The principle of this positioning mode is to model the errors affecting the path of the signal from the satellite to the receiver: satellite orbit and clock offsets, ionospheric and tropospheric delay. The ionospheric part is the most complex to model, which is why an iono-free combination of the multi-frequency signals emitted by the satellites is normally used. This means that you absolutely need a multi-frequency receiver when you do PPP.

PPP outputs positions expressed in the satellite coordinate system. Currently this is ITRF2014. It is rare for surveyors to work locally with this system because it is mobile in time. In concrete terms, when you give the ITRF2014 coordinates of a point, you are also supposed to give the time of validity and the associated travel speed, which is not always possible - by the way this is exactly the same when you use WGS84. It is preferable to work in a system consistent with your area of intervention, such as ETRF2000. It is important to understand this because the differences in coordinates between these systems can be as much as 1 metre. To convert ITRF2014 coordinates in continental systems, there are formulas built into our algorithm. Thus, when you select the ETRF2000 datum when creating a PPP survey, the last step of the processing is to convert the ITRF2014 results to ETRF2000. If you are looking to obtain positions in WGS84, be aware that this datum is not at all suitable for precision positioning, and you will certainly need to find out a little more about the right datum to use.

Where can I use PPP

PPP can be used anywhere on Earth as long as your receiver picks up at least 4 satellites. Of course, the more satellites you see, and the better the signal quality, the better your results will be.

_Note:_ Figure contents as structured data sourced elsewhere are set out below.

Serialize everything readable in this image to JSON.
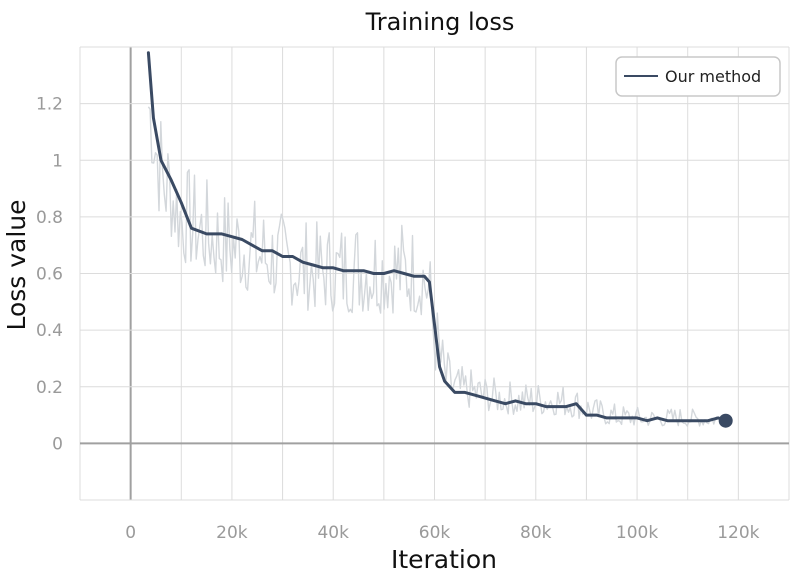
{
  "chart_data": {
    "type": "line",
    "title": "Training loss",
    "xlabel": "Iteration",
    "ylabel": "Loss value",
    "xlim": [
      -10000,
      130000
    ],
    "ylim": [
      -0.2,
      1.4
    ],
    "x_ticks": [
      0,
      20000,
      40000,
      60000,
      80000,
      100000,
      120000
    ],
    "x_tick_labels": [
      "0",
      "20k",
      "40k",
      "60k",
      "80k",
      "100k",
      "120k"
    ],
    "y_ticks": [
      0,
      0.2,
      0.4,
      0.6,
      0.8,
      1.0,
      1.2
    ],
    "y_tick_labels": [
      "0",
      "0.2",
      "0.4",
      "0.6",
      "0.8",
      "1",
      "1.2"
    ],
    "grid": true,
    "legend_position": "top-right",
    "colors": {
      "smoothed": "#3a4a63",
      "raw": "#d3d7db",
      "grid": "#dcdcdc",
      "zero_axis": "#a0a0a0"
    },
    "series": [
      {
        "name": "Our method",
        "x": [
          3500,
          4500,
          6000,
          8000,
          10000,
          12000,
          15000,
          18000,
          20000,
          22000,
          24000,
          26000,
          28000,
          30000,
          32000,
          34000,
          36000,
          38000,
          40000,
          42000,
          44000,
          46000,
          48000,
          50000,
          52000,
          54000,
          56000,
          58000,
          59000,
          60000,
          61000,
          62000,
          64000,
          66000,
          68000,
          70000,
          72000,
          74000,
          76000,
          78000,
          80000,
          82000,
          84000,
          86000,
          88000,
          90000,
          92000,
          94000,
          96000,
          98000,
          100000,
          102000,
          104000,
          106000,
          108000,
          110000,
          112000,
          114000,
          116000,
          117500
        ],
        "y": [
          1.38,
          1.15,
          1.0,
          0.93,
          0.85,
          0.76,
          0.74,
          0.74,
          0.73,
          0.72,
          0.7,
          0.68,
          0.68,
          0.66,
          0.66,
          0.64,
          0.63,
          0.62,
          0.62,
          0.61,
          0.61,
          0.61,
          0.6,
          0.6,
          0.61,
          0.6,
          0.59,
          0.59,
          0.57,
          0.42,
          0.27,
          0.22,
          0.18,
          0.18,
          0.17,
          0.16,
          0.15,
          0.14,
          0.15,
          0.14,
          0.14,
          0.13,
          0.13,
          0.13,
          0.14,
          0.1,
          0.1,
          0.09,
          0.09,
          0.09,
          0.09,
          0.08,
          0.09,
          0.08,
          0.08,
          0.08,
          0.08,
          0.08,
          0.09,
          0.08
        ]
      }
    ],
    "raw_noise_band": {
      "x": [
        3500,
        6000,
        8000,
        10000,
        14000,
        18000,
        22000,
        26000,
        30000,
        34000,
        38000,
        42000,
        46000,
        50000,
        54000,
        58000,
        59000,
        60000,
        62000,
        64000,
        68000,
        72000,
        76000,
        80000,
        84000,
        88000,
        92000,
        96000,
        100000,
        104000,
        108000,
        112000,
        116000
      ],
      "low": [
        1.05,
        0.76,
        0.72,
        0.64,
        0.6,
        0.56,
        0.54,
        0.52,
        0.5,
        0.47,
        0.47,
        0.46,
        0.46,
        0.46,
        0.46,
        0.45,
        0.4,
        0.25,
        0.16,
        0.13,
        0.12,
        0.11,
        0.1,
        0.1,
        0.1,
        0.09,
        0.07,
        0.06,
        0.06,
        0.06,
        0.06,
        0.06,
        0.06
      ],
      "high": [
        1.4,
        1.2,
        1.1,
        1.0,
        0.95,
        0.9,
        0.9,
        0.86,
        0.82,
        0.8,
        0.78,
        0.8,
        0.82,
        0.8,
        0.8,
        0.76,
        0.7,
        0.55,
        0.35,
        0.28,
        0.26,
        0.23,
        0.22,
        0.22,
        0.22,
        0.2,
        0.16,
        0.14,
        0.13,
        0.12,
        0.13,
        0.12,
        0.12
      ]
    },
    "end_marker": {
      "x": 117500,
      "y": 0.08
    }
  }
}
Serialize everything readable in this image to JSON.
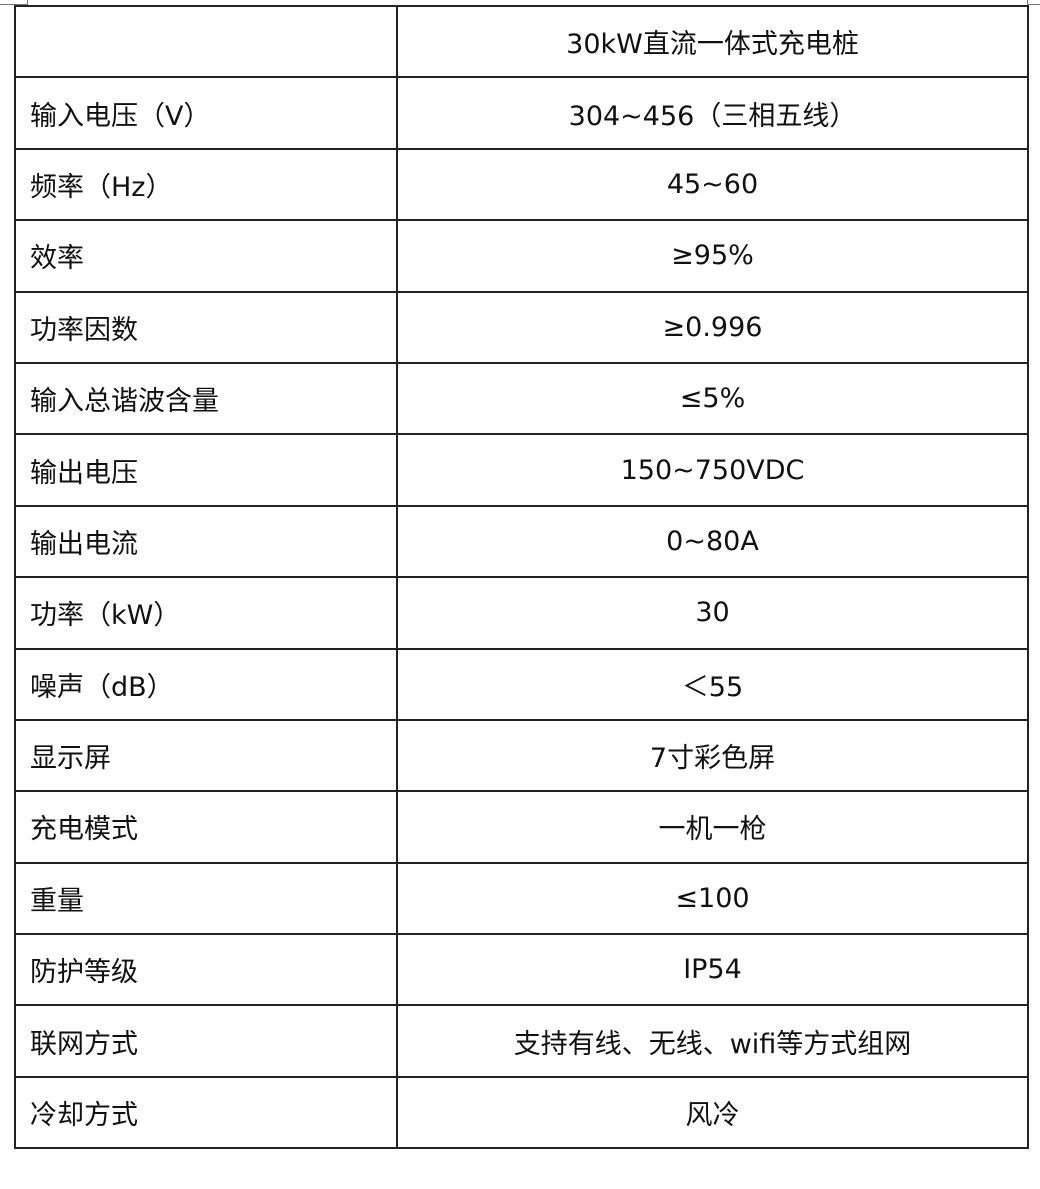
{
  "table": {
    "header": [
      "",
      "30kW直流一体式充电桩"
    ],
    "rows": [
      [
        "输入电压（V）",
        "304~456（三相五线）"
      ],
      [
        "频率（Hz）",
        "45~60"
      ],
      [
        "效率",
        "≥95%"
      ],
      [
        "功率因数",
        "≥0.996"
      ],
      [
        "输入总谐波含量",
        "≤5%"
      ],
      [
        "输出电压",
        "150~750VDC"
      ],
      [
        "输出电流",
        "0~80A"
      ],
      [
        "功率（kW）",
        "30"
      ],
      [
        "噪声（dB）",
        "＜55"
      ],
      [
        "显示屏",
        "7寸彩色屏"
      ],
      [
        "充电模式",
        "一机一枪"
      ],
      [
        "重量",
        "≤100"
      ],
      [
        "防护等级",
        "IP54"
      ],
      [
        "联网方式",
        "支持有线、无线、wifi等方式组网"
      ],
      [
        "冷却方式",
        "风冷"
      ]
    ]
  }
}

What accuracy can I expect

In static mode, you can obtain a precision of a few centimetres in 1 hour of observations. The longer the session, the better the expected accuracy. With a few hours of observations, you can expect 1-2 cm accuracy.
In kinematic mode this is more variable. In excellent observation conditions, with a stationary time at the beginning of the session, with few signal interruptions, you can also achieve centimetric precision. In reality, as it is difficult to always evolve in these ideal conditions, it is more common to have 10 - 20 cm accuracy.

What datum can I use

You can use any coordinate system as long as there are pass formulas between it and the ITRF2014. We have integrated some of the common datum directly into our algorithm - currently ETRF2000 only, more are coming, but if yours is not in the list, you can do the conversion yourself from the results file provided. In this case, please contact us too. We will try to integrate it into our service. Remember that if you are using the ITRF2014 datum, the coordinates are valid at the time of measurement. Depending on the speed of tectonic movement, the coordinates may change by several centimetres in a year. This is why we always state in our reports that the coordinates are obtained in ITRF2014 @ [measurement epoch].